Still, the more pressing problem for the Carraro Group is the rising cost of running its business. The increase in gas and power charges would have cost the company €116 million this year if it hadn’t been able to use its financial trading department in Luxembourg to hedge against rising prices. Instead, energy will cost Carraro €5 million more.
“The moment is very difficult and very complicated,” said Enrico Carraro, the chairman of the company. “There are all the ingredients in this moment to have a big and deep crisis. Maybe the heart of the storm is not going to hit in such a strong way, but we must be ready.”
For smaller companies, there are fewer ways to hedge against rising costs. About 12 miles north of Carraro’s headquarters in Castello di Godego, Stocco, a manufacturer of metal furniture, has seen the cost of the iron it needs more than double since October.
CNA Treviso, an association for small and medium-size businesses in the region that also helps companies get credit at low rates, estimates that companies are experiencing cost inflation of between 15 percent and 25 percent. Most of that is due to high energy charges.
With so much uncertainty about the future of energy and commodity prices, it’s a challenge for businesses that have limited flexibility in setting prices to know what to do next. Gianpaolo Stocco, a co-owner of the furniture company, said commercial customers were awaiting Stocco’s prices for next year’s catalogs.
Prices could keep going higher, but “if I use the current price I could also be out of the market in 2023 if it goes down again,” Mr. Stocco said.
Inflation in Italy is 8.5 percent but Mr. Stocco expects the inflation his company experiences to continue to be even higher next year.
He’s telling customers that Stocco’s prices will rise 10 percent.
Expectations for such high inflation are bad for the central bank. The future path of inflation has a psychological component; higher prices can become self-fulfilling if companies and households expect them and set higher prices and demand higher wages in response.

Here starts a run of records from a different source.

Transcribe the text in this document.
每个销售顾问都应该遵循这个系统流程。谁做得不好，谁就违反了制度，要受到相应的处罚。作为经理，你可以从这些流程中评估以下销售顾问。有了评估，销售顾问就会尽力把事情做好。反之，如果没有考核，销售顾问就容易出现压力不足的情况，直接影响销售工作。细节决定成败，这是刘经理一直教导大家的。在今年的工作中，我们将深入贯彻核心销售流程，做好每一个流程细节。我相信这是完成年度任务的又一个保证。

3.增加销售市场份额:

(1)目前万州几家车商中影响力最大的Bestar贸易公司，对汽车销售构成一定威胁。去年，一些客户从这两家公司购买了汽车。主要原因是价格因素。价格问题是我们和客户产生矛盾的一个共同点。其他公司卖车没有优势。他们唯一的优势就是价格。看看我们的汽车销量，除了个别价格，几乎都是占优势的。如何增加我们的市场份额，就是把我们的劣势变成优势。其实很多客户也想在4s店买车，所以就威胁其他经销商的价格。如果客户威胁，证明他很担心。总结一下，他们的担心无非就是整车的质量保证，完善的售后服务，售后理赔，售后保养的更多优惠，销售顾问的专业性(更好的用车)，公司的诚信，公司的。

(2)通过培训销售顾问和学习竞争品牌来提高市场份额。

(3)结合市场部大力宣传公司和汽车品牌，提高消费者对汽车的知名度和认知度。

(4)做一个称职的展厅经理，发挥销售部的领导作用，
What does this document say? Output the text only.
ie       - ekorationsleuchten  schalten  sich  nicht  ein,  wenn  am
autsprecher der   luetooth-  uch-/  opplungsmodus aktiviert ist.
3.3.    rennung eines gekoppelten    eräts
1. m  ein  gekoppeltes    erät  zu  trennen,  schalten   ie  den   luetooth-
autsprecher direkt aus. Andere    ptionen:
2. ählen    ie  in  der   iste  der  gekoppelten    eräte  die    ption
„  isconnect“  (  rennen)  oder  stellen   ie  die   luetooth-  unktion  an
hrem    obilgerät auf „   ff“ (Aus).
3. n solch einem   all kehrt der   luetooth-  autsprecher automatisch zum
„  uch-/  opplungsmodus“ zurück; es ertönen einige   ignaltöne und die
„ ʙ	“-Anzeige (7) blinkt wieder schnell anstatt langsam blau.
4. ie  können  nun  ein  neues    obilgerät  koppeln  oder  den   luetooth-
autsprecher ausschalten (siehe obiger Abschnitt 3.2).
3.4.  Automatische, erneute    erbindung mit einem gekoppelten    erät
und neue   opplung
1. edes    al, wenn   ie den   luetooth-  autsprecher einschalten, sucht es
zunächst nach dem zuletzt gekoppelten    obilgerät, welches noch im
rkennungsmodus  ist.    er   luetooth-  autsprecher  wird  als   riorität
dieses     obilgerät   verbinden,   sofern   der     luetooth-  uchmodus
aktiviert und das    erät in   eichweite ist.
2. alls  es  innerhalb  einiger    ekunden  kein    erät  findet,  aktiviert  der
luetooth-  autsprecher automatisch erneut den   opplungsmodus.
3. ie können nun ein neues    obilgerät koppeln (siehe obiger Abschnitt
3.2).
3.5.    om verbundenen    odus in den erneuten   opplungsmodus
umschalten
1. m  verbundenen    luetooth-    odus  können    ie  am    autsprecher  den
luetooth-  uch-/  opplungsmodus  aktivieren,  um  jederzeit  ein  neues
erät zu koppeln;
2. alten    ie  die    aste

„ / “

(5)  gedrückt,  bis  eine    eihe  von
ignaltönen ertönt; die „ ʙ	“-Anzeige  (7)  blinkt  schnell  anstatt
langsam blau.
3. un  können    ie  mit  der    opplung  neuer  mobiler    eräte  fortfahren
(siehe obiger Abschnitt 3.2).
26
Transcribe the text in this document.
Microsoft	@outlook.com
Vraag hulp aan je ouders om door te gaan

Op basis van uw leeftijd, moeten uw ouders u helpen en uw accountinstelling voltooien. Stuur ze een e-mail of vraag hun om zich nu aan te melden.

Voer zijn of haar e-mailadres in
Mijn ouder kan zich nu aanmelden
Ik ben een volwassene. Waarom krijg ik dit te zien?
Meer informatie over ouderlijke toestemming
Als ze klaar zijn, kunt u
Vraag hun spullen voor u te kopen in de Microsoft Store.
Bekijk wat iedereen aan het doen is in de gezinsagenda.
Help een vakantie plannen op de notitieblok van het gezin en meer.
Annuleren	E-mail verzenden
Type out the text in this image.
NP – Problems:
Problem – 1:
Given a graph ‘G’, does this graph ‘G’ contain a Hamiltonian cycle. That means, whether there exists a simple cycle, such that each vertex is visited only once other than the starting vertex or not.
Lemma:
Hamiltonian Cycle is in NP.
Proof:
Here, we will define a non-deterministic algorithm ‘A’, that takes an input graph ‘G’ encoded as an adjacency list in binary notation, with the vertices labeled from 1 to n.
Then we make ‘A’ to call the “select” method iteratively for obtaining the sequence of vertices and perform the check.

Economists don’t expect interest rates to rise in Europe anywhere near the levels of the 1980s, when double-digit rates were the norm, as recession predictions grow and narrow the window for rate increases. But the combination of high energy prices, high inflation and slow economic growth has created huge uncertainty for businesses that cannot predict when supply chain disruptions will ease.
La Casearia Carpenedo, the cheese maker, expanded and invested rapidly during the period of low interest rates, borrowing to fit roofs with solar panels and build machinery to clean the barrels. Over the past decade, it has spent more than half a million euros on investments. Now, new investments have been put on hold, halting the family’s hopes of opening a school to train new cheese makers, buying land to grow its own grapes and creating an herb garden.
These challenges are layered on top of the existential questions businesses often ask themselves about the future of their industry.
At La Casearia Carpenedo, there seem to be two stark options: Return to small artisan producer or leap to large international company? “This is the question that we are assessing,” Ernesto Carpenedo said. But “it is not easy today to understand what will happen tomorrow.”
Elisabetta Povoledo contributed reporting from Rome.